I was most moved by the story of one girl, Neema. Although only 13 years old, Neema had already gone through more hardships than most adults face in their lives. One of the weekend caregivers explained to me that she was the daughter of a commercial sex worker and that her mother had also sold her to men in exchange for money as she was growing up. Despite all of those challenges, Neema is a confident and cheerful girl at Amani Centre. When I first arrived at the Centre she was darting between the tasks of reading a story book on a bench outside, and playing a board game using pebbles with her friends. But when the lunch bell sounded, Neema took pride of place alongside the cooks, helping to organise the plates of food for all 60 children at Amani and ensuring everyone got their fair share without any quarrels. The staff told me that Neema was a natural leader, kind listener, and could be trusted with any task. When I asked her what she would like to do when she grows up, she told me her dream is to be a teacher.
I hope the above has conveyed the special experience I have been given, to get to know and understand the situation of street children in Tanzania. As I am part of the cross-party parliamentary group (APPG) on Street Children, I hope to take what I have learned from my time in Tanzania, both with Railway Children and with Amani, back to the UK Parliament to discuss with my colleagues. It is clear that issues involving street children are fundamentally important to the development of countries across the world, and that we are in a position to help those less fortunate than ourselves to become positively contributing members of their societies.
About Amani (Notes):
- Amani Centre for Street Children (full registered charity name)
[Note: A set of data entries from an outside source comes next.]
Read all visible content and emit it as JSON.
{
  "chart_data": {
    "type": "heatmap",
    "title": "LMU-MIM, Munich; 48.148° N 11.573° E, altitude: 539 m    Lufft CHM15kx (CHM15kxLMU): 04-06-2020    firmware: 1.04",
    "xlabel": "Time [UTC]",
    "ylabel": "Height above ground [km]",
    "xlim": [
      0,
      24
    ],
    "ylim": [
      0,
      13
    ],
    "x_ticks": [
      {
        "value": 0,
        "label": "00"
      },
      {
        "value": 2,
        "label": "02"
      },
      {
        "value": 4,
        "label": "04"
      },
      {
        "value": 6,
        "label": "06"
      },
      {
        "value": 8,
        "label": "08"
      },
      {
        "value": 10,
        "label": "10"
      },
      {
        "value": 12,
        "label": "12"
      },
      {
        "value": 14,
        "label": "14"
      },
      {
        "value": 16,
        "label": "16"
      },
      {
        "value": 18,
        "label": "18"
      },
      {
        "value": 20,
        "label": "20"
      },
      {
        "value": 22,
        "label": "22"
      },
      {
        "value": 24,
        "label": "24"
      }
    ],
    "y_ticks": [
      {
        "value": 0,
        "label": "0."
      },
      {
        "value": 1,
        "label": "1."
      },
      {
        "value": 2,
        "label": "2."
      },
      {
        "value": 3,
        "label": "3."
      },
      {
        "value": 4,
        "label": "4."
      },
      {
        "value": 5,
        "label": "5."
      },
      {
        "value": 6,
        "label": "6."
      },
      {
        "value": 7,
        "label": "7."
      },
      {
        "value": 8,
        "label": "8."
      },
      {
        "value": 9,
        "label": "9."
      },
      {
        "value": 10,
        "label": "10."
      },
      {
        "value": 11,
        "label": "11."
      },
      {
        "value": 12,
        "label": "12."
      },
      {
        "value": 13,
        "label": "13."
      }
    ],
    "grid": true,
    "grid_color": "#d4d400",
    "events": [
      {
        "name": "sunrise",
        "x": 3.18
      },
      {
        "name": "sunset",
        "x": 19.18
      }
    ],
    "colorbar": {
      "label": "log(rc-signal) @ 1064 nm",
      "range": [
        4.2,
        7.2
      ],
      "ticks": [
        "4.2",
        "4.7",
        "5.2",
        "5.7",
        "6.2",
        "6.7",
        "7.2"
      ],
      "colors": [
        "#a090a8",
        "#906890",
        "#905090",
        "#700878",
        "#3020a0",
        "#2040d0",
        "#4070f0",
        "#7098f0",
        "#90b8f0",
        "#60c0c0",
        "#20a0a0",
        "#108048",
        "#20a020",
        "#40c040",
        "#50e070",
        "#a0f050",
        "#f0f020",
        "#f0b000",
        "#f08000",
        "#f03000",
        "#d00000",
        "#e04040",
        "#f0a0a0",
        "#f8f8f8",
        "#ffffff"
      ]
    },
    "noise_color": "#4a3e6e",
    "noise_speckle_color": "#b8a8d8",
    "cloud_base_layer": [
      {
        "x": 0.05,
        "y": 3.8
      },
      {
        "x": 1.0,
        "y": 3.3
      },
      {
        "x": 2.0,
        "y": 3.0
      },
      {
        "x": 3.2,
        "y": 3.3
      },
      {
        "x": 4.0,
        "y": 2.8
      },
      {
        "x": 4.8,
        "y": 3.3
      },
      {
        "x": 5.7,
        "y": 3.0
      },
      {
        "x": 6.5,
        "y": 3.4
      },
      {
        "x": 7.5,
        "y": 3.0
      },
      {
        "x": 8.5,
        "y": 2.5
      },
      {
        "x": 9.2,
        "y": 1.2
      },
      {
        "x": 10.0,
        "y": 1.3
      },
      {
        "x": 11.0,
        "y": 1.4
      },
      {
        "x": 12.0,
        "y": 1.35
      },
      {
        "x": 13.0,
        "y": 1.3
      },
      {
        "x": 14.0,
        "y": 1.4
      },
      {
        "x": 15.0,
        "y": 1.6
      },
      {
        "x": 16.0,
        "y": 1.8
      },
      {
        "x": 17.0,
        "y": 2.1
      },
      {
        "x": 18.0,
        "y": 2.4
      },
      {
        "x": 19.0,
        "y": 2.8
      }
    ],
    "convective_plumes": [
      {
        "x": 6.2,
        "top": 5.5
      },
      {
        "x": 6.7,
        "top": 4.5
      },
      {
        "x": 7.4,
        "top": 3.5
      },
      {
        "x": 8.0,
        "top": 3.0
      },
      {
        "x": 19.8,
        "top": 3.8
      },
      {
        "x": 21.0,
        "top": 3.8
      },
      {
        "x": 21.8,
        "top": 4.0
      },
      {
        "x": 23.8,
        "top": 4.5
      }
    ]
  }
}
- Amani Centre for Street Children was founded in 2001 by three Tanzanian volunteers. It is a Tanzanian registered charity.
- The HQ is based at the Amani Centre in Moshi, Kilimanjaro, Tanzania.
- The Amani Centre can house up to 90 children at any point in time and offers services to children including; food, clothes, accelerated formal education, healthcare, professional counselling, reunification with families.
- Amani also has a drop-in Centre and night shelter in the bigger city of Arusha, approximately 80 km from Moshi, where it works with street children and youths, and rescues young, vulnerable girls who are engaged in sex work.
- Amani has a smaller Satellite Centre in one of the poorest regions of Tanzania, Singida, where they focus on rescuing and reunifying children.
- In total, Amani works with almost 1,000 (former) street children and youths.
- Amani is supported by individual fundraisers and also relies on grants from foundations and larger institutions.
- Amani is co-funded (as a sub-grantee) by DFID and USAID.